Ma qual è il trattamento fiscale applicato al peer-to-peer lending? A differenza degli strumenti finanziari tradizionali, che sono sottoposti ad un aliquota del 12,5% per i titoli di Stato e del 26% per la maggior parte degli altri prodotti (fondi, ETF, obbligazioni bancarie, azioni), la tassazione degli interessi nel P2P avviene al tasso dell’aliquota marginale, che risulta essere più elevata del 26% per le classi di reddito superiori ai 15.000 euro annui. Tradotto: ad oggi investire in questo tipo di piattaforme è conveniente per chi rientra in una fascia di reddito bassa. La tassazione italiana dunque non favorisce certo lo sviluppo dei prestiti regolamentati tra privati: forse anche per questo il settore è ancora agli inizi rispetto ai mercati anglosassoni.

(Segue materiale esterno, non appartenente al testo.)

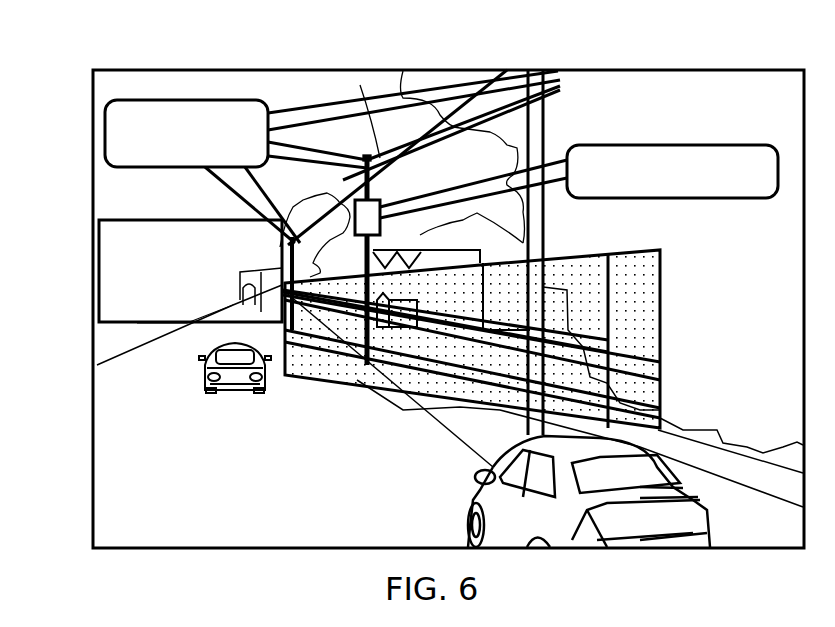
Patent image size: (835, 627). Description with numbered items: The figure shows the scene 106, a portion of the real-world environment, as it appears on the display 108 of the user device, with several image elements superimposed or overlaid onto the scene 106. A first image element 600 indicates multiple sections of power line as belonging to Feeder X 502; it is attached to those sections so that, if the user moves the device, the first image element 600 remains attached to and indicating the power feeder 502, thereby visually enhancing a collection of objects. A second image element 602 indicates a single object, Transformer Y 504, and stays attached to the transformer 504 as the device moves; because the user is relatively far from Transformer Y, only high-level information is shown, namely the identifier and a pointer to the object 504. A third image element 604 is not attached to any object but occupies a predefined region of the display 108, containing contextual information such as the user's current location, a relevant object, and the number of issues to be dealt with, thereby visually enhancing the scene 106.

The scene 106 is at (280, 88).
The display 108 is at (193, 70).
The power feeder 502 is at (368, 155).
The transformer 504 is at (385, 205).
The first image element 600 is at (105, 128).
The second image element 602 is at (612, 144).
The third image element 604 is at (99, 250).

Al netto di tutte queste considerazioni comunque, anche qui in Italia i numeri segnalano una crescita timida, ma promettente. Noi di AdviseOnly siamo dei sostenitori della sharing economy e crediamo nelle potenzialità del settore dei prestiti peer-to-peer. A patto che lo sviluppo possa avvenire in modo trasparente e sostenibile.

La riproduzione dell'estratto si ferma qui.